Giles Miller is interested in how visitors of iconic sites and places of natural beauty often leave personal or commemorative messages for loved ones. He has designed a shelter from which to sit and look out one the beautiful view from Winterfold. Working with surface specialist, Kirsty Little, they will be creating a surface of wooden shingles engraved with words and messages from local people and visitors. Perspectives will sit nestled within the woods with a clear view over the South Downs providing shelter and a space for focused contemplation.
Russell Jakubowski is creating a dynamic form inresponse to the result of a great cycle of marine sedimentation that lasted until the end of the Cretaceous period when the land lay beneath water. The layers of sedimentation, contours of the land and the visible forms and cycles of nature inspires this design. Russell has carried out research into recycled plastic sheets as an environmental, robust alternative to wood. Sixty sheets of the wave like shapes will be bolted together. The Contour bench will sit at the breathtaking view point at Reynard’s Hill in the Hurtwood.

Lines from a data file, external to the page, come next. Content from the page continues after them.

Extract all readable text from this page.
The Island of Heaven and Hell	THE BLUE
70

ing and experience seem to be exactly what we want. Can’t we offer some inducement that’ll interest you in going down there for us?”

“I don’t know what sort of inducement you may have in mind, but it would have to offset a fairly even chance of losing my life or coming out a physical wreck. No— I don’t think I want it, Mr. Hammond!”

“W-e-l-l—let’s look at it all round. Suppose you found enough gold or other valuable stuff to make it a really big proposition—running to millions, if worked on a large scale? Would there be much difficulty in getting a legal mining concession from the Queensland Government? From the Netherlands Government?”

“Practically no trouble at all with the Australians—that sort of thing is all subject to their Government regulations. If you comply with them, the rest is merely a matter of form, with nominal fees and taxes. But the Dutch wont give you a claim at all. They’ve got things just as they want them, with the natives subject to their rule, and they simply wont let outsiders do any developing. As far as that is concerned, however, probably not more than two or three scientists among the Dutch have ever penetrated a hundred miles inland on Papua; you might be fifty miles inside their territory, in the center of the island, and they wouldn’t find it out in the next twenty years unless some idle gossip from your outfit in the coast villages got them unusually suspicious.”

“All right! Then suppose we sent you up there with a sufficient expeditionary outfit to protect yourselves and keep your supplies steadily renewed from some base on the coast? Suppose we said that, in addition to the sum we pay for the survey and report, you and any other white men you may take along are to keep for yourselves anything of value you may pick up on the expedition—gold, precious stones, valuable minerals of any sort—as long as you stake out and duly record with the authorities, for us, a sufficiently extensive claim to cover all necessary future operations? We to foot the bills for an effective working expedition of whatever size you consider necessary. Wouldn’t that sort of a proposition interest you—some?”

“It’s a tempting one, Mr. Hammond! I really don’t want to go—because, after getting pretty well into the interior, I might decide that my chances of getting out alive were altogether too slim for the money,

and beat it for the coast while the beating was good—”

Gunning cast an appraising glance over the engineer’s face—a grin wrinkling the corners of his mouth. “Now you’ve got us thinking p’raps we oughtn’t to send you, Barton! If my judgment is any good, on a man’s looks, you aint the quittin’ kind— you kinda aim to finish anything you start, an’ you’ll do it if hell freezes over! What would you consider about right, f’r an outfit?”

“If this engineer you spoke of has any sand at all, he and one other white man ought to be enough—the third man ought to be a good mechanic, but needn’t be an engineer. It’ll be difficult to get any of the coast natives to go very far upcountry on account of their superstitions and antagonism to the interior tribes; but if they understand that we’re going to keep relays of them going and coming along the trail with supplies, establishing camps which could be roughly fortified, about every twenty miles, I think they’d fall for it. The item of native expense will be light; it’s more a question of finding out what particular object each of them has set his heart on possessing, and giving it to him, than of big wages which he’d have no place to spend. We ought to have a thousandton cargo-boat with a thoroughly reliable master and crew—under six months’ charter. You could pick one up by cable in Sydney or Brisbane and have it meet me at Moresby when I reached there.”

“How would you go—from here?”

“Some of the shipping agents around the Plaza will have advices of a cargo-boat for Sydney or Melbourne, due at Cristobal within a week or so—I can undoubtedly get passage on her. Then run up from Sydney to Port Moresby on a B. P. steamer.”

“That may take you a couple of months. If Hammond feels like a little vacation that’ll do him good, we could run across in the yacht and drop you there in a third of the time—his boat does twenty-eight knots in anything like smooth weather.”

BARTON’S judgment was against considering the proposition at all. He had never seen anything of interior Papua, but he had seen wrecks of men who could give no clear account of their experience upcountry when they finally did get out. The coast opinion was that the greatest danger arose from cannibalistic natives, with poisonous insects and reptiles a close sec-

Matthew Burt takes his inspiration from the local landscape. His Converse bench arrangement will see beautifully crafted benches in an arrangement that allows for social conversation and picnics as well as facing out to the beautiful, lesser trodden spot at Holmbury Hill. This location is fully accessible and the bench arrangement is designed to allow for wheelchair access.
Sculptor Tom Nicholson Smith is inspired by Greensand itself. He has looked at the microscopic particles noting their shapes and wide range of tones. He will create a grouped arrangement of carved oak forms that represent grains of sand. This allows for an informal seating arrangement ideal as an opportunity for walkers to stop and enjoy the view at Hascombe Hill.